CytoGam is an intravenous immunoglobulin enriched in antibodies against cytomegalovirus (CMV), which is indicated for preventing CMV disease associated with transplantation of the kidney, lung, liver, pancreas and heart. CMV is the most common cause of life-threatening infection occurring in solid organ transplants.
ZLB Behring will acquire CytoGam for US $120 million in cash, $70 million of which is subject to achievement of sales milestones. ZLB Behring manufactures immunoglobulins and other plasma-derived therapies, and markets them in more than 100 countries.

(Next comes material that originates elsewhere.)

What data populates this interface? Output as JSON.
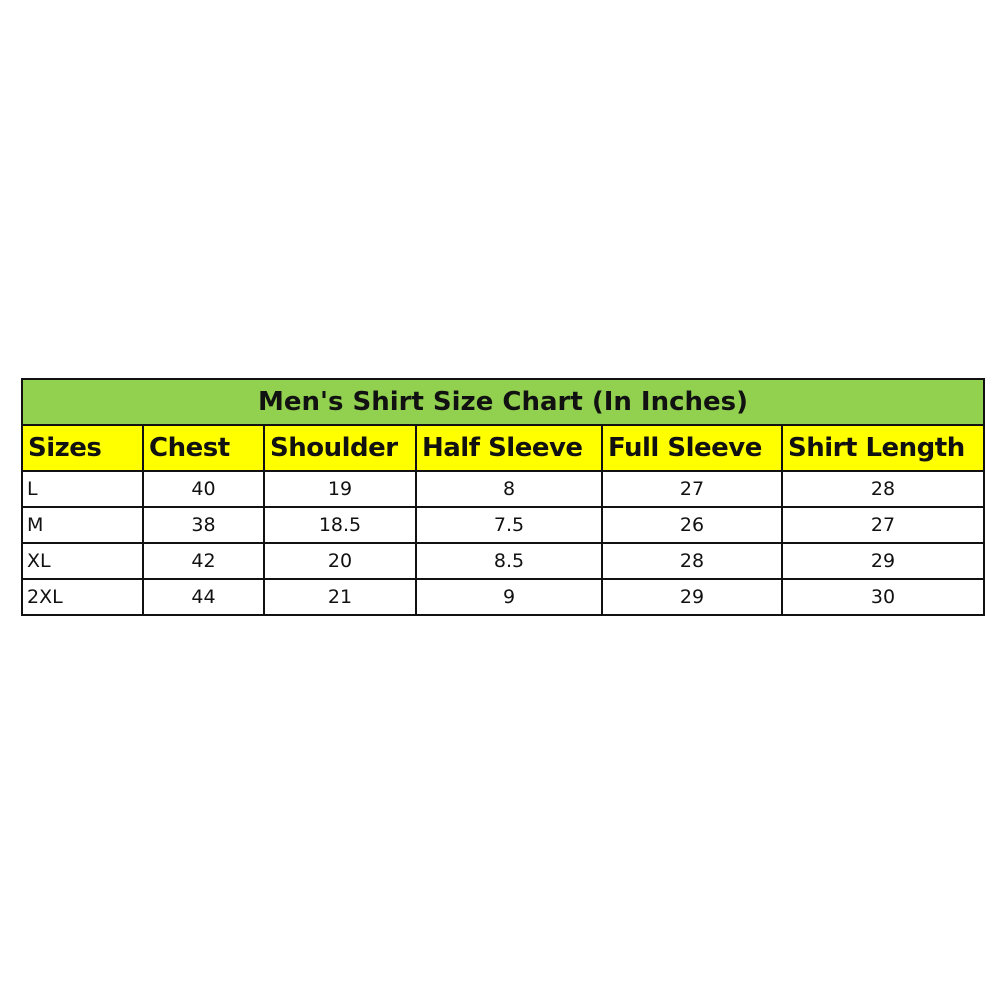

Immunoglobulins are indicated for the treatment of serious conditions including primary immune deficiency disorders and to prevent problems related to Rh factor in newborns.
"CytoGam fits well in ZLB Behring's immunoglobulin portfolio," said Peter Turner, president of ZLB Behring. "We are proud of our heritage of providing a reliable, quality supply of critical therapies to small patient populations. We look forward to continuing that heritage with transplant patients."
"We are pleased that CytoGam's role in meeting important medical needs associated with organ transplantation will continue to be met as part of ZLB Behring's portfolio of plasma-derived therapies," said David M. Mott, president and chief executive officer of MedImmune.
The acquisition includes CytoGam and related assets, including patents and trademarks, manufacturing contracts and government authorizations associated with the product. No employees will transfer to ZLB Behring from MedImmune.
CytoGam is indicated for the prophylaxis of cytomegalovirus disease associated with transplantation of kidney, lung, liver, pancreas and heart. In transplants of these organs other than kidney from CMV Seropositive donors into seronegative recipients, prophylactic CMV-IVIg should be considered in combination with ganciclovir.
CytoGam is made from human plasma and, like other plasma products, carries the possibility for transmission of blood-borne viral agents. CytoGam should not be used in individuals with a history of a prior severe reaction to CytoGam or other human immunoglobulins. Immunoglobulin Intravenous (Human) products have been reported to be associated with renal dysfunction, acute renal failure, osmotic nephrosis, and death. CytoGam contains sucrose as a stabilizer. In patients predisposed to acute renal failure, IVIg products should be administered at the minimum concentrations available and the minimum rate of infusion practical. Severe reactions such as angioneurotic edema and anaphylactic shock, although not observed during clinical trials, are a possibility. Minor reactions such as flushing, chills, muscle cramps, back pain, fever, nausea, vomiting, arthralgia, and wheezing were the most frequent adverse reactions observed during clinical trials.